Tuesday, December 28, 2004

DEADMANEATING.COM recently found a cache of last meals from 2002 that were not listed on the site (we started in Oct 2oo2). We will use this slow period to try and update a few missing ones.

First...

OHIO LAST MEAL
JOHN W. BYRD JR.
February 19, 2oo2

Last Meal: Byrd chose a T-bone steak with steak sauce, a chef salad with bleu cheese dressing and grape soda for his "special" meal, which he was to eat in the afternoon. It's not called his last meal because he would be allowed to eat later if he were hungry.

He awoke about 5:13 a.m., shaved and showered but did not eat his pancake and grits breakfast, instead drinking grape soda and smoking Newport cigarettes.

The skinny: John W. Byrd Jr. died by injection on Tuesday, the first inmate executed since Ohio reinstated the death penalty in 1981 to claim he was innocent.

Shortly before his death, Byrd told his family that he loved them and to "stay strong."
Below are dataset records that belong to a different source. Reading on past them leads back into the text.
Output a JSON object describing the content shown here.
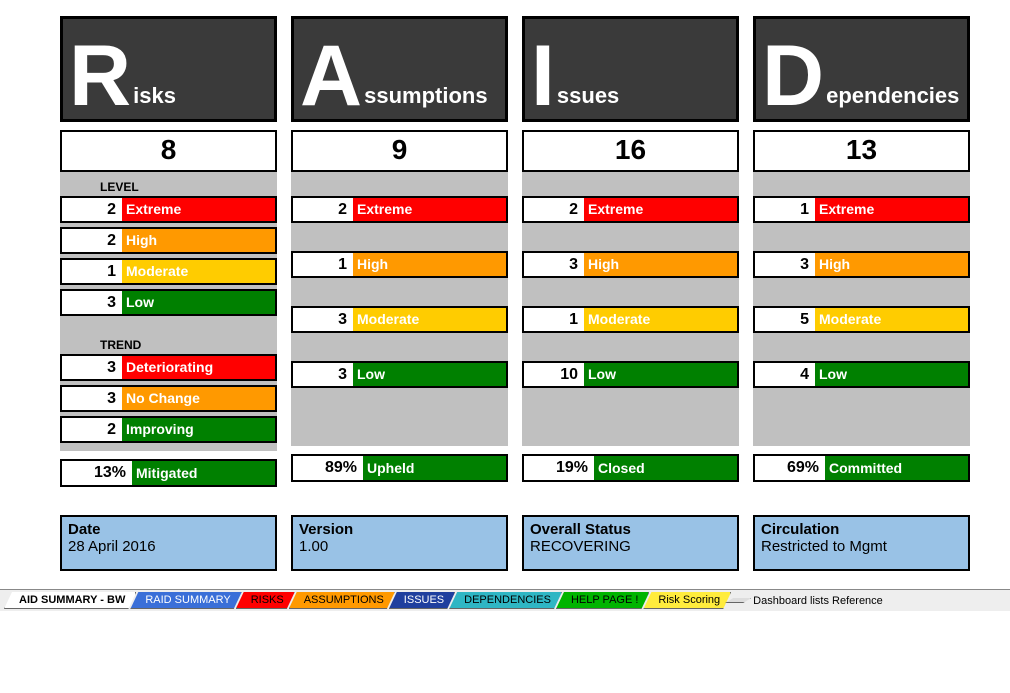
{
  "columns": [
    {
      "letter": "R",
      "rest": "isks",
      "total": "8",
      "section1_label": "LEVEL",
      "levels": [
        {
          "count": "2",
          "label": "Extreme",
          "cls": "c-extreme"
        },
        {
          "count": "2",
          "label": "High",
          "cls": "c-high"
        },
        {
          "count": "1",
          "label": "Moderate",
          "cls": "c-moderate"
        },
        {
          "count": "3",
          "label": "Low",
          "cls": "c-low"
        }
      ],
      "section2_label": "TREND",
      "trends": [
        {
          "count": "3",
          "label": "Deteriorating",
          "cls": "c-deter"
        },
        {
          "count": "3",
          "label": "No Change",
          "cls": "c-nochg"
        },
        {
          "count": "2",
          "label": "Improving",
          "cls": "c-improv"
        }
      ],
      "pct": "13%",
      "pct_label": "Mitigated"
    },
    {
      "letter": "A",
      "rest": "ssumptions",
      "total": "9",
      "levels": [
        {
          "count": "2",
          "label": "Extreme",
          "cls": "c-extreme"
        },
        {
          "count": "1",
          "label": "High",
          "cls": "c-high"
        },
        {
          "count": "3",
          "label": "Moderate",
          "cls": "c-moderate"
        },
        {
          "count": "3",
          "label": "Low",
          "cls": "c-low"
        }
      ],
      "pct": "89%",
      "pct_label": "Upheld"
    },
    {
      "letter": "I",
      "rest": "ssues",
      "total": "16",
      "levels": [
        {
          "count": "2",
          "label": "Extreme",
          "cls": "c-extreme"
        },
        {
          "count": "3",
          "label": "High",
          "cls": "c-high"
        },
        {
          "count": "1",
          "label": "Moderate",
          "cls": "c-moderate"
        },
        {
          "count": "10",
          "label": "Low",
          "cls": "c-low"
        }
      ],
      "pct": "19%",
      "pct_label": "Closed"
    },
    {
      "letter": "D",
      "rest": "ependencies",
      "total": "13",
      "levels": [
        {
          "count": "1",
          "label": "Extreme",
          "cls": "c-extreme"
        },
        {
          "count": "3",
          "label": "High",
          "cls": "c-high"
        },
        {
          "count": "5",
          "label": "Moderate",
          "cls": "c-moderate"
        },
        {
          "count": "4",
          "label": "Low",
          "cls": "c-low"
        }
      ],
      "pct": "69%",
      "pct_label": "Committed"
    }
  ],
  "info": [
    {
      "title": "Date",
      "value": "28 April 2016"
    },
    {
      "title": "Version",
      "value": "1.00"
    },
    {
      "title": "Overall Status",
      "value": "RECOVERING"
    },
    {
      "title": "Circulation",
      "value": "Restricted to Mgmt"
    }
  ],
  "tabs": {
    "active": "AID SUMMARY - BW",
    "items": [
      {
        "label": "RAID SUMMARY",
        "cls": "t-blue"
      },
      {
        "label": "RISKS",
        "cls": "t-red"
      },
      {
        "label": "ASSUMPTIONS",
        "cls": "t-orange"
      },
      {
        "label": "ISSUES",
        "cls": "t-dblue"
      },
      {
        "label": "DEPENDENCIES",
        "cls": "t-cyan"
      },
      {
        "label": "HELP PAGE !",
        "cls": "t-green"
      },
      {
        "label": "Risk Scoring",
        "cls": "t-yellow"
      }
    ],
    "trail": "Dashboard lists Reference"
  },
  "chart_data": {
    "type": "table",
    "title": "RAID Summary Dashboard",
    "date": "28 April 2016",
    "version": "1.00",
    "overall_status": "RECOVERING",
    "circulation": "Restricted to Mgmt",
    "categories": [
      "Risks",
      "Assumptions",
      "Issues",
      "Dependencies"
    ],
    "totals": [
      8,
      9,
      16,
      13
    ],
    "level_rows": [
      "Extreme",
      "High",
      "Moderate",
      "Low"
    ],
    "levels": {
      "Risks": [
        2,
        2,
        1,
        3
      ],
      "Assumptions": [
        2,
        1,
        3,
        3
      ],
      "Issues": [
        2,
        3,
        1,
        10
      ],
      "Dependencies": [
        1,
        3,
        5,
        4
      ]
    },
    "risk_trend": {
      "Deteriorating": 3,
      "No Change": 3,
      "Improving": 2
    },
    "status_pct": {
      "Risks": {
        "label": "Mitigated",
        "pct": 13
      },
      "Assumptions": {
        "label": "Upheld",
        "pct": 89
      },
      "Issues": {
        "label": "Closed",
        "pct": 19
      },
      "Dependencies": {
        "label": "Committed",
        "pct": 69
      }
    }
  }
}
"The corruption of the state will fall," he said. "Governor Taft, you will not be re-elected. The rest of you, you know where you can go."
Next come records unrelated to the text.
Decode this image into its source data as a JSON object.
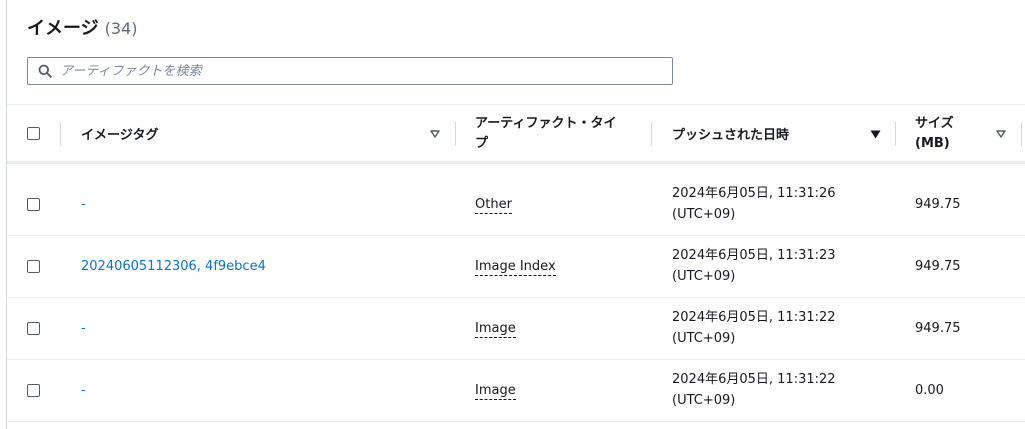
{
  "header": {
    "title": "イメージ",
    "count": "(34)"
  },
  "search": {
    "placeholder": "アーティファクトを検索"
  },
  "table": {
    "columns": {
      "tag": "イメージタグ",
      "artifact_type_line1": "アーティファクト・タイ",
      "artifact_type_line2": "プ",
      "pushed": "プッシュされた日時",
      "size_line1": "サイズ",
      "size_line2": "(MB)"
    },
    "rows": [
      {
        "tag": "-",
        "artifact_type": "Other",
        "pushed_line1": "2024年6月05日, 11:31:26",
        "pushed_line2": "(UTC+09)",
        "size": "949.75"
      },
      {
        "tag": "20240605112306, 4f9ebce4",
        "artifact_type": "Image Index",
        "pushed_line1": "2024年6月05日, 11:31:23",
        "pushed_line2": "(UTC+09)",
        "size": "949.75"
      },
      {
        "tag": "-",
        "artifact_type": "Image",
        "pushed_line1": "2024年6月05日, 11:31:22",
        "pushed_line2": "(UTC+09)",
        "size": "949.75"
      },
      {
        "tag": "-",
        "artifact_type": "Image",
        "pushed_line1": "2024年6月05日, 11:31:22",
        "pushed_line2": "(UTC+09)",
        "size": "0.00"
      }
    ]
  },
  "icons": {
    "search": "search-icon",
    "sort_neutral": "caret-down-outline-icon",
    "sort_active": "caret-down-filled-icon"
  },
  "colors": {
    "link": "#0972d3",
    "text": "#16191f",
    "muted": "#5f6b7a",
    "border": "#eaeded"
  }
}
More skinny: Byrd was executed across the chamber from the electric chair he had chosen as his method of death to protest what he said was the brutality of capital punishment.

Byrd's choice of execution was removed in November when Gov. Bob Taft signed a bill that banned the use of the electric chair. The Legislature's decision to retire the chair stemmed in part from Byrd's request. The chair had not been used for an Ohio execution since 1963 and has yet to be removed from the prison.

Byrd, 38, was sentenced to die for the murder of a man, who was working in a suburban Cincinnati convenience store in 1983 to save money for his daughter's education.

Byrd maintained he was innocent and that an accomplice, John Brewer, confessed to stabbing the man during a robbery. Prosecutors and Attorney General Betty Montgomery argued that since Brewer already was serving a life sentence and could not be tried again, he was lying to protect Byrd.

Byrd claimed that he did not remember the events of the night of the slaying because he had passed out as a result of drinking and taking drugs.

More than a dozen protesters stood outside the prison Tuesday morning.

Byrd's execution was only the third in Ohio since 1963. All have taken place in the past three years.